In August (yes, this is a very late book review), I read I Wasn't Strong When I Started Out: True Stories of Becoming A Nurse. This book is a collection of stories written by nurses and edited by Lee Gutkind.

While I was taking Principles of Biology at Montgomery College, many of my classmates wanted to become nurses. I have two sisters at the University of Georgia right now who are thinking about becoming nurses (there's always that possibility of doing something else). All this nurse talk intrigued me, so I bought this book during a study break at Barnes & Nobel.

I think for some of the stories, people should read them with an open mind. These aren't just any nurses! Some of these nurses are also artists, creative writers, and some have left the profession. Nurses are real people, not just robots dressed nicely to follow set procedures to take care of you when you need help. I liked how many of the stories humanized nurses for me. I would think, "Ah! So they do think that!" or "I never realized how that might affect them."
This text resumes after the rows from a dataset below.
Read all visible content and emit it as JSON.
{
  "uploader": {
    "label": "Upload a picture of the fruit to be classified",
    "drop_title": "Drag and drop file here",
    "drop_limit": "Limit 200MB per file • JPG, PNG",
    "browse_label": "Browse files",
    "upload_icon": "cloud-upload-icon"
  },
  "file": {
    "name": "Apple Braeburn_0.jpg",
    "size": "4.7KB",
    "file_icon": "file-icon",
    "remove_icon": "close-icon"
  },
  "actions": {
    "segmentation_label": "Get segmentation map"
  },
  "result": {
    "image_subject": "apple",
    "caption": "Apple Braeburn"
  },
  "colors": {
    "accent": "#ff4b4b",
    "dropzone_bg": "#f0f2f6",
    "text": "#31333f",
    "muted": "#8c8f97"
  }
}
One of my favorite stories tells about a nurse who goes overseas to help people without the resources she is accustomed to having. One lady in particular she helps is a woman who is bedridden and has a terrible bedsore. This nurse shows the patient's daughter how to care for her mother, has the son cook food, and has help from the locals to make a wheelchair. The nurse even uses house remedies (making a paste that includes honey to put on the bedsore) to help her ill patients get better.
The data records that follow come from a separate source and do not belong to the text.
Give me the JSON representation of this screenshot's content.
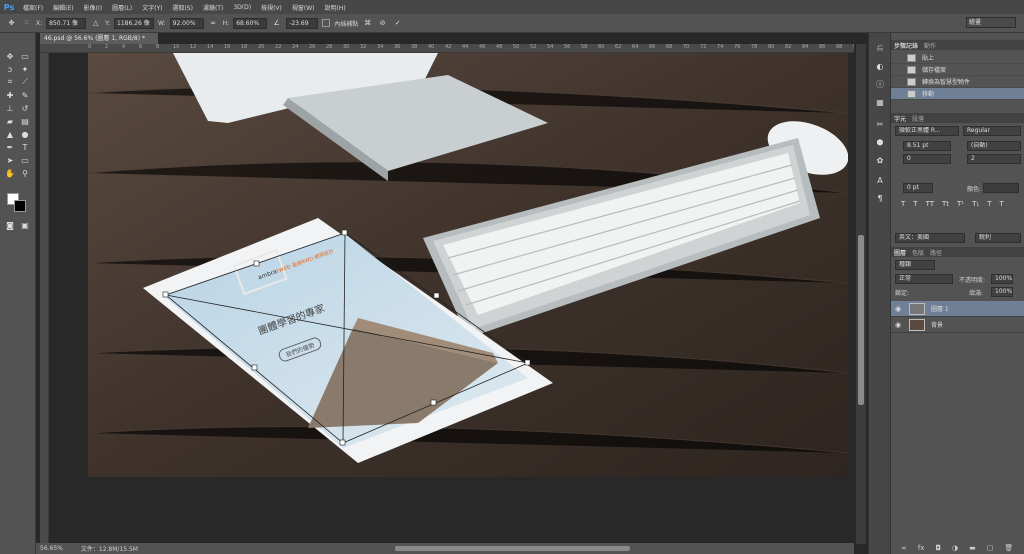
{
  "app": {
    "logo": "Ps"
  },
  "menu": [
    "檔案(F)",
    "編輯(E)",
    "影像(I)",
    "圖層(L)",
    "文字(Y)",
    "選取(S)",
    "濾鏡(T)",
    "3D(D)",
    "檢視(V)",
    "視窗(W)",
    "說明(H)"
  ],
  "options": {
    "x_label": "X:",
    "x_value": "850.71 像",
    "y_label": "Y:",
    "y_value": "1186.26 像",
    "w_label": "W:",
    "w_value": "92.00%",
    "h_label": "H:",
    "h_value": "68.60%",
    "angle_value": "-23.69",
    "interp_label": "內插補點",
    "workspace": "繪畫"
  },
  "document_tab": "46.psd @ 56.6% (圖層 1, RGB/8) *",
  "ruler_ticks": [
    "0",
    "2",
    "4",
    "6",
    "8",
    "10",
    "12",
    "14",
    "16",
    "18",
    "20",
    "22",
    "24",
    "26",
    "28",
    "30",
    "32",
    "34",
    "36",
    "38",
    "40",
    "42",
    "44",
    "46",
    "48",
    "50",
    "52",
    "54",
    "56",
    "58",
    "60",
    "62",
    "64",
    "66",
    "68",
    "70",
    "72",
    "74",
    "76",
    "78",
    "80",
    "82",
    "84",
    "86",
    "88",
    "90"
  ],
  "status": {
    "zoom": "56.65%",
    "doc": "文件：12.8M/15.5M"
  },
  "screen_site": {
    "brand_left": "ambra",
    "brand_right": "tweb",
    "brand_cn": "盈高RWD 網頁設計",
    "headline": "團體學習的專家",
    "button": "我們的優勢"
  },
  "history_panel": {
    "tabs": [
      "步驟記錄",
      "動作"
    ],
    "items": [
      "貼上",
      "儲存檔案",
      "轉換為智慧型物件",
      "移動"
    ]
  },
  "char_panel": {
    "tabs": [
      "字元",
      "段落"
    ],
    "font": "微軟正黑體 R...",
    "style": "Regular",
    "size": "8.51 pt",
    "leading": "(自動)",
    "tracking": "0",
    "kerning": "2",
    "scale_v": "0 pt",
    "color_label": "顏色:",
    "language": "英文：美國",
    "aa": "銳利"
  },
  "layers_panel": {
    "tabs": [
      "圖層",
      "色版",
      "路徑"
    ],
    "filter": "種類",
    "blend": "正常",
    "opacity_label": "不透明度:",
    "opacity": "100%",
    "lock_label": "鎖定:",
    "fill_label": "填滿:",
    "fill": "100%",
    "layers": [
      {
        "name": "圖層 1",
        "selected": true
      },
      {
        "name": "背景",
        "selected": false
      }
    ]
  }
}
Another stories I recall is a nurse who helped AIDS patients, and this was back when AIDS was still fairly new/unfamiliar and there were a lot of misconceptions flying around about AIDS. This nurse had such compassion for people, such an open mind and loving heart, that it softened my own heart a little. He was the first to walk into a room (without the prescribed protective equipment, which he realizes was really unnecessary because AIDS is not airborne) to feed a starving AIDS patient who was too weak to lift their own spoon. He later worked in a home that housed AIDS patients. Once, when one patient died, his body was brought out by people dressed in protective equipment, and another patient sees this and begs to not be brought out of there like that. The nurse ensures the AIDS patients have a respectful life after death, and he assists them on their "journey" to pass away.

I recommend the book if you like reading books of short stories or accounts and are interested in nurses (as humans) and the variety of jobs they have (from taking care of babies to old people, from working in hospitals to ships to overseas, from new nurses to experienced nurses).